Têm sido muito discutidos
anunciados projetos governamentais que tendem a dar às famílias a oportunidade
de optar, sem maiores encargos financeiros, entre escolas estatais e não
estatais.
Esta
discussão tem assumido contornos marcadamente ideológicos, dividindo a direita
e a esquerda. Não é assim em países em que, desde há muito (como a Bélgica e a
Holanda) ou mais recentemente (como a Suécia), vigoram sistemas como os que agora
são propostos e que aí recolhem consensos que ultrapassam as querelas
ideológicas entre direita e esquerda.
Contra
esses sistemas, tem-se dito entre nós que favorecerem as escolas privadas em
detrimento das públicas, sendo que estas representam um espaço privilegiado de
convívio pluralista e socialmente diversificado, quando as primeiras contribuem
para a segregação social e religiosa.
Este
tipo de críticas esquece o princípio básico que nesta matéria está em jogo. Não
se trata de favorecer escolas privadas em detrimento das públicas, nem de
colocar umas e outras em confronto, como se umas fossem sistematicamente
melhores do que as outras. Nem se trata, apenas ou fundamentalmente, de colher
os benefícios da concorrência também nesta área. O que está em causa é, acima
de tudo, o valor da liberdade de ensino, que supõe a liberdade de escolha entre
vários modelos.
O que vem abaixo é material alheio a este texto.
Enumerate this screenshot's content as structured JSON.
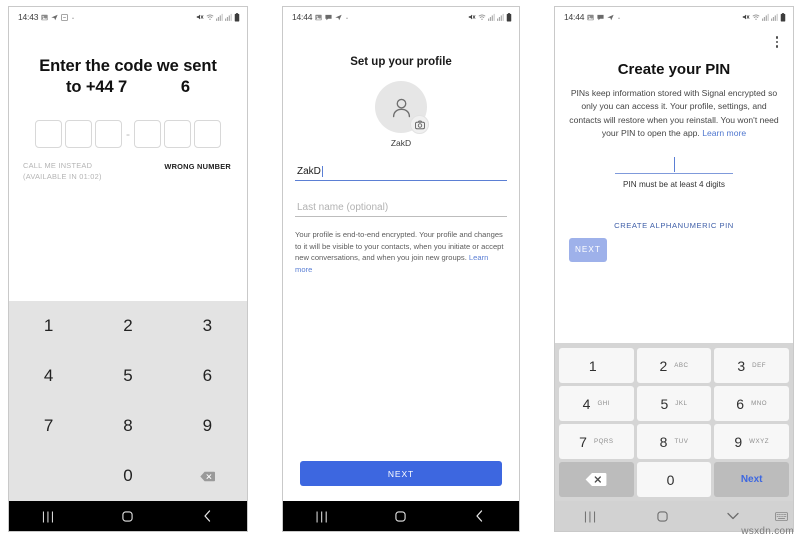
{
  "watermark": "wsxdn.com",
  "panel1": {
    "statusbar": {
      "time": "14:43",
      "left_icons": [
        "image-icon",
        "send-icon",
        "screenshot-icon",
        "dot-icon"
      ],
      "right_icons": [
        "mute-icon",
        "wifi-icon",
        "signal-icon",
        "signal2-icon",
        "battery-icon"
      ]
    },
    "heading_line1": "Enter the code we sent",
    "heading_line2": "to +44 7            6",
    "code_boxes": [
      "",
      "",
      "",
      "",
      "",
      ""
    ],
    "code_separator": "-",
    "call_me_label": "CALL ME INSTEAD",
    "call_me_timer": "(AVAILABLE IN 01:02)",
    "wrong_number_label": "WRONG NUMBER",
    "keypad": [
      "1",
      "2",
      "3",
      "4",
      "5",
      "6",
      "7",
      "8",
      "9",
      "",
      "0",
      "backspace-icon"
    ],
    "nav": {
      "recents": "|||",
      "home": "home-icon",
      "back": "back-icon"
    }
  },
  "panel2": {
    "statusbar": {
      "time": "14:44",
      "left_icons": [
        "image-icon",
        "message-icon",
        "send-icon",
        "dot-icon"
      ],
      "right_icons": [
        "mute-icon",
        "wifi-icon",
        "signal-icon",
        "signal2-icon",
        "battery-icon"
      ]
    },
    "title": "Set up your profile",
    "avatar_icon": "person-icon",
    "camera_badge_icon": "camera-icon",
    "avatar_name": "ZakD",
    "first_name_value": "ZakD",
    "last_name_placeholder": "Last name (optional)",
    "note_text": "Your profile is end-to-end encrypted. Your profile and changes to it will be visible to your contacts, when you initiate or accept new conversations, and when you join new groups. ",
    "note_link": "Learn more",
    "next_label": "NEXT",
    "nav": {
      "recents": "|||",
      "home": "home-icon",
      "back": "back-icon"
    }
  },
  "panel3": {
    "statusbar": {
      "time": "14:44",
      "left_icons": [
        "image-icon",
        "message-icon",
        "send-icon",
        "dot-icon"
      ],
      "right_icons": [
        "mute-icon",
        "wifi-icon",
        "signal-icon",
        "signal2-icon",
        "battery-icon"
      ]
    },
    "overflow_icon": "more-vertical-icon",
    "title": "Create your PIN",
    "body_text": "PINs keep information stored with Signal encrypted so only you can access it. Your profile, settings, and contacts will restore when you reinstall. You won't need your PIN to open the app. ",
    "body_link": "Learn more",
    "pin_value": "",
    "pin_hint": "PIN must be at least 4 digits",
    "alphanumeric_label": "CREATE ALPHANUMERIC PIN",
    "next_label": "NEXT",
    "keyboard": [
      {
        "num": "1",
        "sub": ""
      },
      {
        "num": "2",
        "sub": "ABC"
      },
      {
        "num": "3",
        "sub": "DEF"
      },
      {
        "num": "4",
        "sub": "GHI"
      },
      {
        "num": "5",
        "sub": "JKL"
      },
      {
        "num": "6",
        "sub": "MNO"
      },
      {
        "num": "7",
        "sub": "PQRS"
      },
      {
        "num": "8",
        "sub": "TUV"
      },
      {
        "num": "9",
        "sub": "WXYZ"
      },
      {
        "num": "backspace-icon",
        "sub": ""
      },
      {
        "num": "0",
        "sub": ""
      },
      {
        "num": "Next",
        "sub": ""
      }
    ],
    "nav": {
      "recents": "|||",
      "home": "home-icon",
      "down": "chevron-down-icon",
      "keyboard": "keyboard-icon"
    }
  },
  "colors": {
    "accent_blue": "#3d67e0",
    "accent_blue_disabled": "#9eb1ea",
    "link_blue": "#5b7fd4",
    "keypad_bg": "#e3e3e3",
    "keyboard_bg": "#d5d5d5",
    "navbar_dark": "#000000",
    "navbar_light": "#d2d2d2"
  }
}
E os vários modelos em confronto não refletem apenas o maior ou
menor sucesso de uns ou outros, nem simples diferenças de técnicas pedagógicas,
refletem também diferentes propostas quanto à visão da pessoa humana e da sua
vocação, incluindo na sua dimensão religiosa. É fundamentalmente este aspeto
que confere a maior relevância ao princípio, consagrado no artigo 26.º, n.º 3,
da Declaração Universal dos Direitos Humanos, de que «aos pais compete a prioridade
do direito de escolher o género de educação a dar aos filhos».
Nesta
linha, proclama a Carta dos Direitos da Família (apresentada há trinta anos
pela Santa Sé a todo o mundo), no seu artigo 5.º, b), que «os pais têm o
direito de escolher livremente as escolas ou outros meios necessários para
educar os seus filhos, em conformidade com as suas convicções. Os poderes
públicos, ao repartiram os subsídios públicos, devem fazer de tal forma que os
pais fiquem verdadeiramente livres de exercer este direito sem terem que se
sujeitar a ónus injustos.»
Não
se trata de desvalorizar a escola pública. Esta não há-de desaparecer, como não
desapareceu em nenhum dos países acima referidos. O Estado mantém
responsabilidades neste campo, só deixa de atuar em monopólio e passa a fazê-lo
de forma concorrente ou supletiva. Haverá quem, no exercício da sua liberdade,
opte por escolas estatais e haverá muitos locais onde não chegam iniciativas
particulares e tem de chegar o Estado.
Quem
reconheça mais vantagens na escola pública, pelo seu pluralismo e suposta
neutralidade, continuará a ter o direito de por ela optar. Mas quem considere
que essa neutralidade não existe, é apenas aparente ou se traduz em
relativismo, ou que a irrelevância da dimensão religiosa da pessoa torna
qualquer ensino truncado e incompleto, também há-de poder optar por outro tipo
de escolas. Estas podem propor (sem impor) um ensino de inspiração cristã ou
outra, mas não são necessariamente fechadas a pessoas de outras convicções.
Muitas
vezes se associa o ensino não estatal a uma classe socialmente privilegiada.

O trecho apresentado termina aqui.